Io_uring, kTLS and Rust for zero syscall HTTPS server

(blog.habets.se)

495 points guntars | 1 comments | 22 Aug 25 03:51 UTC | HN request time: 0s | source

Show context

bmcahren ◴[22 Aug 25 05:35 UTC] No.44981313[source]▶

This was a good read and great work. Can't wait to see the performance tests.

Your write up connected some early knowledge from when I was 11 where I was trying to set up a database/backend and was finding lots of cgi-bin online. I realize now those were spinning up new processes with each request https://en.wikipedia.org/wiki/Common_Gateway_Interface

I remember when sendfile became available for my large gaming forum with dozens of TB of demo downloads. That alone was huge for concurrency.

I thought I had swore off this type of engineering but between this, the Netflix case of extra 40ms and the GTA 5 70% load time reduction maybe there is a lot more impactful work to be done.

https://netflixtechblog.com/life-of-a-netflix-partner-engine...

https://nee.lv/2021/02/28/How-I-cut-GTA-Online-loading-times...

replies(2): >>44981421 #>>44989337 #

commandersaki ◴[22 Aug 25 20:20 UTC] No.44989337[source]▶

>>44981313 #

I'm sceptical of the efficiency gains with sendfile; seems marginal at best, even in the late 90s when it was at the height of popularity.

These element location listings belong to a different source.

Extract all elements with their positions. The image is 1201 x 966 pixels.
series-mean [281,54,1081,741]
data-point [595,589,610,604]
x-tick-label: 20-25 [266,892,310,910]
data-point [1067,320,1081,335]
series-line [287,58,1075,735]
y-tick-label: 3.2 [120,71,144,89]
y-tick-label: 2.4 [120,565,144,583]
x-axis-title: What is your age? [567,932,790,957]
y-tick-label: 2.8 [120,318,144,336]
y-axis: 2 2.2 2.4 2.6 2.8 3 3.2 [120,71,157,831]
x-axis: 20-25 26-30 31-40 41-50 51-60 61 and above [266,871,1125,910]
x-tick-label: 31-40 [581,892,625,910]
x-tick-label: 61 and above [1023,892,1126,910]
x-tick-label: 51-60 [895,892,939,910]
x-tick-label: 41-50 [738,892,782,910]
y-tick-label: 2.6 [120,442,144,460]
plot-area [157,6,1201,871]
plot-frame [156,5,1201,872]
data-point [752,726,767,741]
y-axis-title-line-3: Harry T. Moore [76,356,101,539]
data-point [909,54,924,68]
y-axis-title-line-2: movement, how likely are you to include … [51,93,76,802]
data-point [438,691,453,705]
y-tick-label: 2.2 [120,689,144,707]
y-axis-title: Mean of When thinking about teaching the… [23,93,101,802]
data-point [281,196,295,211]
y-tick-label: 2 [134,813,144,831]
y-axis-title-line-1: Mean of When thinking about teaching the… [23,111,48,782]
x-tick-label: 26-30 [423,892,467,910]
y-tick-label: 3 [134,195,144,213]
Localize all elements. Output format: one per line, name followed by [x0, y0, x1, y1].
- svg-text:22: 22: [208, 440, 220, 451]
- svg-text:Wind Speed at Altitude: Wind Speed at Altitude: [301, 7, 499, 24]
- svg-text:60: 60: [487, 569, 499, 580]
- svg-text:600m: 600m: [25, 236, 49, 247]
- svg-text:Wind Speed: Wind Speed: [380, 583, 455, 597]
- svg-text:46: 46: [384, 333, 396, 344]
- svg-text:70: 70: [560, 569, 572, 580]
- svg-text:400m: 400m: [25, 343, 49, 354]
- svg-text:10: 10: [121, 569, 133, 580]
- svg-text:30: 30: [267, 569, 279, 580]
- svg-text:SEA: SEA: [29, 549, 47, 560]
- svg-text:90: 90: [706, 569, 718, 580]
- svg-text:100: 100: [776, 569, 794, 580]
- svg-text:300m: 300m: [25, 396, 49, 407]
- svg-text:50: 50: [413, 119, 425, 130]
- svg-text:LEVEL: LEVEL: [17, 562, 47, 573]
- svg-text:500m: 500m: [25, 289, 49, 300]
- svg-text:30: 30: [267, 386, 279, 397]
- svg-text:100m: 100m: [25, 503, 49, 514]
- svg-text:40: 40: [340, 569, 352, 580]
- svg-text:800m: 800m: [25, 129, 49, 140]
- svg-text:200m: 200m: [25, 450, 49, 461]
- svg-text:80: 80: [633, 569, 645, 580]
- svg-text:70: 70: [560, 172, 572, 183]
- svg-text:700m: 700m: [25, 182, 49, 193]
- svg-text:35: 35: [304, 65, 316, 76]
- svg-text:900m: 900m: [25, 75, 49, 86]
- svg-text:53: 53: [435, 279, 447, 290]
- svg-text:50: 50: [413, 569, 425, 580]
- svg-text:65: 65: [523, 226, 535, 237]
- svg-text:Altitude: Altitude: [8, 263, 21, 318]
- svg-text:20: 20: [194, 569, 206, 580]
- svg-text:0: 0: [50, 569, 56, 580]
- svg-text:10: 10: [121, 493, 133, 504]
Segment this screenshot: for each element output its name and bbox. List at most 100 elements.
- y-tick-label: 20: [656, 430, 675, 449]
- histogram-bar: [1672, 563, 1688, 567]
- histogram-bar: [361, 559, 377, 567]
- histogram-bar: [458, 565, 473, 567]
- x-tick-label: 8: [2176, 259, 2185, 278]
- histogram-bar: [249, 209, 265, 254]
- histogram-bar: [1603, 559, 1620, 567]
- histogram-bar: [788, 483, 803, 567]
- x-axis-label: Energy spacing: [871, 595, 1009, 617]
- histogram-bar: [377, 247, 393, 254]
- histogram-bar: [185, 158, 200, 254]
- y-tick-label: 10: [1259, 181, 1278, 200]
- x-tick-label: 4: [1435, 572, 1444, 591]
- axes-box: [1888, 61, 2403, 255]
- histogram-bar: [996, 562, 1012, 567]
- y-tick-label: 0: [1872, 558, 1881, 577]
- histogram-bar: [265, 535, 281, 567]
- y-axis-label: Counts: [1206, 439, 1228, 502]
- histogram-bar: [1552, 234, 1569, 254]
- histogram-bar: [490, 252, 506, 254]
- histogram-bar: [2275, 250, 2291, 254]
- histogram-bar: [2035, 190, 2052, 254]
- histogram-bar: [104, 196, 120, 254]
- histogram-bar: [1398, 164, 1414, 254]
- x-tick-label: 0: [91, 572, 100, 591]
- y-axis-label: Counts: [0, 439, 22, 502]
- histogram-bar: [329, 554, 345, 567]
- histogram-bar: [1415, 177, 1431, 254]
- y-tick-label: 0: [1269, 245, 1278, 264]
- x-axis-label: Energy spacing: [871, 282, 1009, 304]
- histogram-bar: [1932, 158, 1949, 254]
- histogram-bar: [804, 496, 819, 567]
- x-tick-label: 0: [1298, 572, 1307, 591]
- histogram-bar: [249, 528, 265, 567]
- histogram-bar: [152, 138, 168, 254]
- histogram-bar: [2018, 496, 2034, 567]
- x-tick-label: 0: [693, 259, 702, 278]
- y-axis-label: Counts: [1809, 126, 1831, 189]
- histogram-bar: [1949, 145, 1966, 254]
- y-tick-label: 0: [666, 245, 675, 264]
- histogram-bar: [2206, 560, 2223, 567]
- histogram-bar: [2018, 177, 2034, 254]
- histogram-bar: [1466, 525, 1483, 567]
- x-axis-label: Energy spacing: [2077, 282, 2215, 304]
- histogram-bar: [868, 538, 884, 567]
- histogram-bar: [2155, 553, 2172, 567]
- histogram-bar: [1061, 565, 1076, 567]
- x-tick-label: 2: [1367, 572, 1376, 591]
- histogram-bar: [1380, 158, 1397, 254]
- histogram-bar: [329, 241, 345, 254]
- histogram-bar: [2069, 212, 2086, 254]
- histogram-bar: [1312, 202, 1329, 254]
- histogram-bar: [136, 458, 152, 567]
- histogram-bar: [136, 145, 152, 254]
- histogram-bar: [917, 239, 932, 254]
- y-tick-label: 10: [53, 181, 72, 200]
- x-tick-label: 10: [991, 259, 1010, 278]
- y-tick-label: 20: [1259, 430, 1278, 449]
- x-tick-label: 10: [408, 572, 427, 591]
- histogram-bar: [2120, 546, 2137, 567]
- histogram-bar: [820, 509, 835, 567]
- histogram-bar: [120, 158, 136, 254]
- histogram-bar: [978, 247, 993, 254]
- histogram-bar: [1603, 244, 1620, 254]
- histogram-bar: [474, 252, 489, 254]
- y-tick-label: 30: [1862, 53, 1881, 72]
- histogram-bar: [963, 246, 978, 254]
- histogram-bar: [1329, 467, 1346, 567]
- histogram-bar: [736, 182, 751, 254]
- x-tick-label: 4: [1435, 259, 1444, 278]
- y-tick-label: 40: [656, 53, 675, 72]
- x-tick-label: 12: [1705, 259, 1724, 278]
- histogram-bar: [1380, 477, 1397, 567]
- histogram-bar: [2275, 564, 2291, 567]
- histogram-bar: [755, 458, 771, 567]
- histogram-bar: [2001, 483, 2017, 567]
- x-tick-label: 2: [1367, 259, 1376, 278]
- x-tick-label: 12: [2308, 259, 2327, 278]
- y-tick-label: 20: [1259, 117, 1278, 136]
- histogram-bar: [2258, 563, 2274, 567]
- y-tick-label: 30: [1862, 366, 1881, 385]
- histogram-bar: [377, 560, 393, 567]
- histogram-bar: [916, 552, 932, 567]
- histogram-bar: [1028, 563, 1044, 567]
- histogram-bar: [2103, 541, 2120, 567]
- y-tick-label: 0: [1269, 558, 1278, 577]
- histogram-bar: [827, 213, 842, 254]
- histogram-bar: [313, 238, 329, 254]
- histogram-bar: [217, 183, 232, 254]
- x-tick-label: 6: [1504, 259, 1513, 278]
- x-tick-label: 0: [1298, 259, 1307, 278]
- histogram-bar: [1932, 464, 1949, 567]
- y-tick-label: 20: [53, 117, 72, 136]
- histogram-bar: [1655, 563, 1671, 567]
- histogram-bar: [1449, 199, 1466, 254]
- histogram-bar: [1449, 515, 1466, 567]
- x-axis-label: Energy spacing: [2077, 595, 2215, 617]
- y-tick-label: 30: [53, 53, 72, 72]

replies(2): >>44989857 #>>44989863 #

lossolo ◴[22 Aug 25 21:11 UTC] No.44989857[source]▶

>>44989337 #

> seems marginal at best

Depends on the workload.

Normally you would go read() -> write() so:

1. Disk -> page cache (DMA)

2. Kernel -> user copy (read)

3. User -> kernel copy (write)

4. Kernel -> NIC (DMA)

sendfile():

1. Disk -> page cache (DMA)

No user space copies, kernel wires those pages straight to the socket

2. Kernel -> NIC (DMA)

So basically, it eliminates 1-2 memory copies along with the associated cache pollution and memory bandwidth overhead. If you are running high QPS web services where syscall and copy overheads dominate, for example CDNs/static file serving the gains can be really big. Based on my observations this can mean double digit reductions in CPU usage and up to ~2x higher throughput.

replies(1): >>44991515 #

1. commandersaki ◴[23 Aug 25 00:02 UTC] No.44991515{3}[source]▶

>>44989857 #

I understand the optimisation, I'm just saying I'm sceptical the optimisation is even that useful, like it seems it'd only kick in with pathological cases where kernel round trip time is really dominating; my gut reckons most applications just don't benefit. Caddy in the last few years got sendfile support and with it on and off and it usually you wouldn't see a discernible difference [1].

Which makes me sceptical for the argument for kTLS which is stated in the article; what benefit does offloading your crypto to the kernel provider (possibly making it more brittle). I've seen the author of haproxy say that performance he's seen has been only marginal, but did point out it was useful in that you can strace your process and see plaintext instead of ciphertext which is nice.

[1]: https://blog.tjll.net/reverse-proxy-hot-dog-eating-contest-c...

↑